Terms used herein and not otherwise defined shall have the meanings specified in the Indemnification Agreement.
I am subject to the Proceeding by reason of my Corporate Status or by reason of alleged actions or omissions by me in such capacity. I hereby affirm that at all times, insofar as I was involved in any of the facts or events giving rise to the Proceeding, I (1) did not act in bad faith or with active or deliberate dishonesty, (2) did not receive any improper personal benefit in money, property or services and (3) in the case of any criminal proceeding, had no reasonable cause to believe that any act or omission by me was unlawful.

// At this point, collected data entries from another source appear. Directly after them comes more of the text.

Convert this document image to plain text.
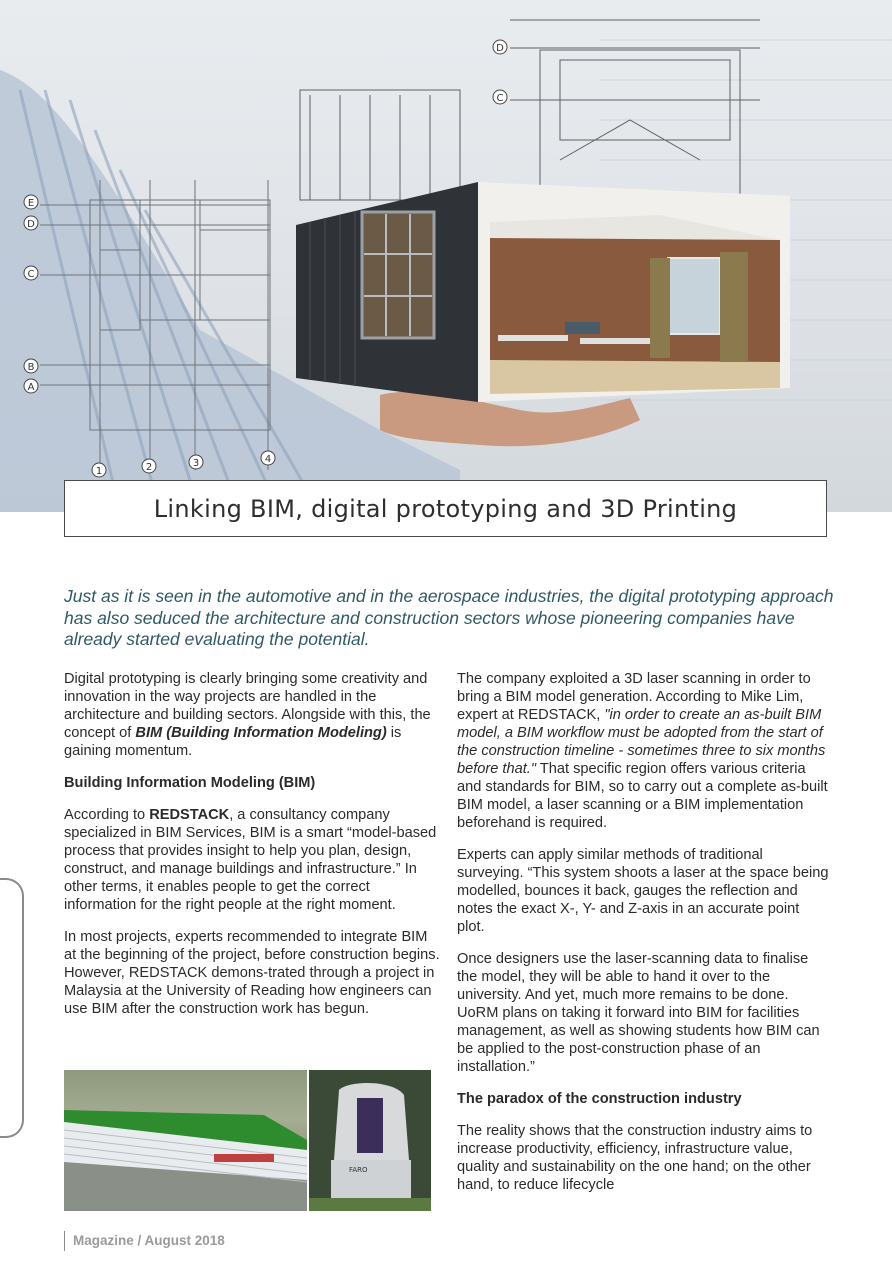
E
D
C
B
A
D
C
1	2	3	4
Linking BIM, digital prototyping and 3D Printing

Just as it is seen in the automotive and in the aerospace industries, the digital prototyping approach has also seduced the architecture and construction sectors whose pioneering companies have already started evaluating the potential.

Digital prototyping is clearly bringing some creativity and innovation in the way projects are handled in the architecture and building sectors. Alongside with this, the concept of BIM (Building Information Modeling) is gaining momentum.

Building Information Modeling (BIM)

According to REDSTACK, a consultancy company specialized in BIM Services, BIM is a smart “model-based process that provides insight to help you plan, design, construct, and manage buildings and infrastructure.” In other terms, it enables people to get the correct information for the right people at the right moment.

In most projects, experts recommended to integrate BIM at the beginning of the project, before construction begins. However, REDSTACK demons-trated through a project in Malaysia at the University of Reading how engineers can use BIM after the construction work has begun.

The company exploited a 3D laser scanning in order to bring a BIM model generation. According to Mike Lim, expert at REDSTACK, "in order to create an as-built BIM model, a BIM workflow must be adopted from the start of the construction timeline - sometimes three to six months before that." That specific region offers various criteria and standards for BIM, so to carry out a complete as-built BIM model, a laser scanning or a BIM implementation beforehand is required.

Experts can apply similar methods of traditional surveying. “This system shoots a laser at the space being modelled, bounces it back, gauges the reflection and notes the exact X-, Y- and Z-axis in an accurate point plot.

Once designers use the laser-scanning data to finalise the model, they will be able to hand it over to the university. And yet, much more remains to be done. UoRM plans on taking it forward into BIM for facilities management, as well as showing students how BIM can be applied to the post-construction phase of an installation.”

The paradox of the construction industry

The reality shows that the construction industry aims to increase productivity, efficiency, infrastructure value, quality and sustainability on the one hand; on the other hand, to reduce lifecycle

FARO
Magazine / August 2018
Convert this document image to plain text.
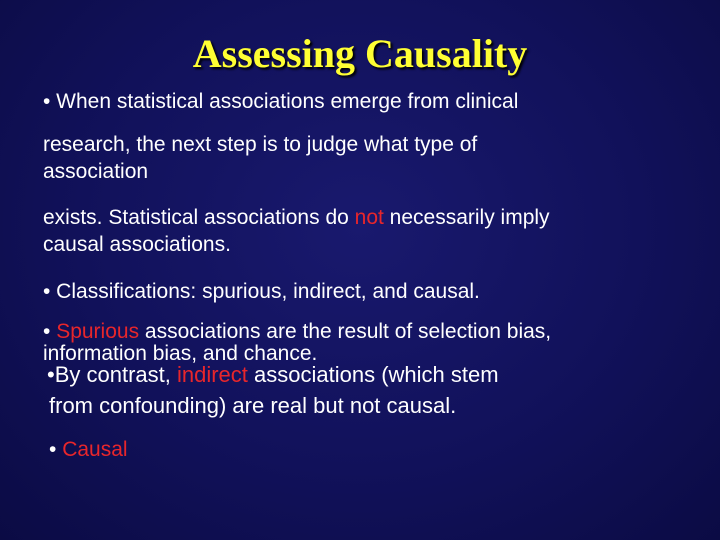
Assessing Causality
• When statistical associations emerge from clinical
research, the next step is to judge what type of
association
exists. Statistical associations do not necessarily imply
causal associations.
• Classifications: spurious, indirect, and causal.
• Spurious associations are the result of selection bias,
information bias, and chance.
•By contrast, indirect associations (which stem
from confounding) are real but not causal.
• Causal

In consideration of the advance of Expenses by the Company for reasonable attorneys’ fees and related expenses incurred by me in connection with the Proceeding (the “Advanced Expenses”), I hereby agree that if it is established that (1) an act or omission by me was material to the matter giving rise to the Proceeding and (a) was committed in bad faith or (b) was the result of active and deliberate dishonesty, or (2) I actually received an improper personal benefit in money, property or services or (3) in the case of any criminal proceeding, I had reasonable cause to believe that the act or omission was unlawful, then I shall promptly reimburse the Company the portion of the Advanced Expenses relating to the claims, issues or matters in the Proceeding as to which the foregoing findings have been established. To the extent that Advanced Expenses do not relate to a specific claim, issue or matter in the Proceeding, I agree that such Expenses shall be allocated on a reasonable and proportionate basis.
IN WITNESS WHEREOF, I have executed this Affirmation and Undertaking on
This                      day of                      20__.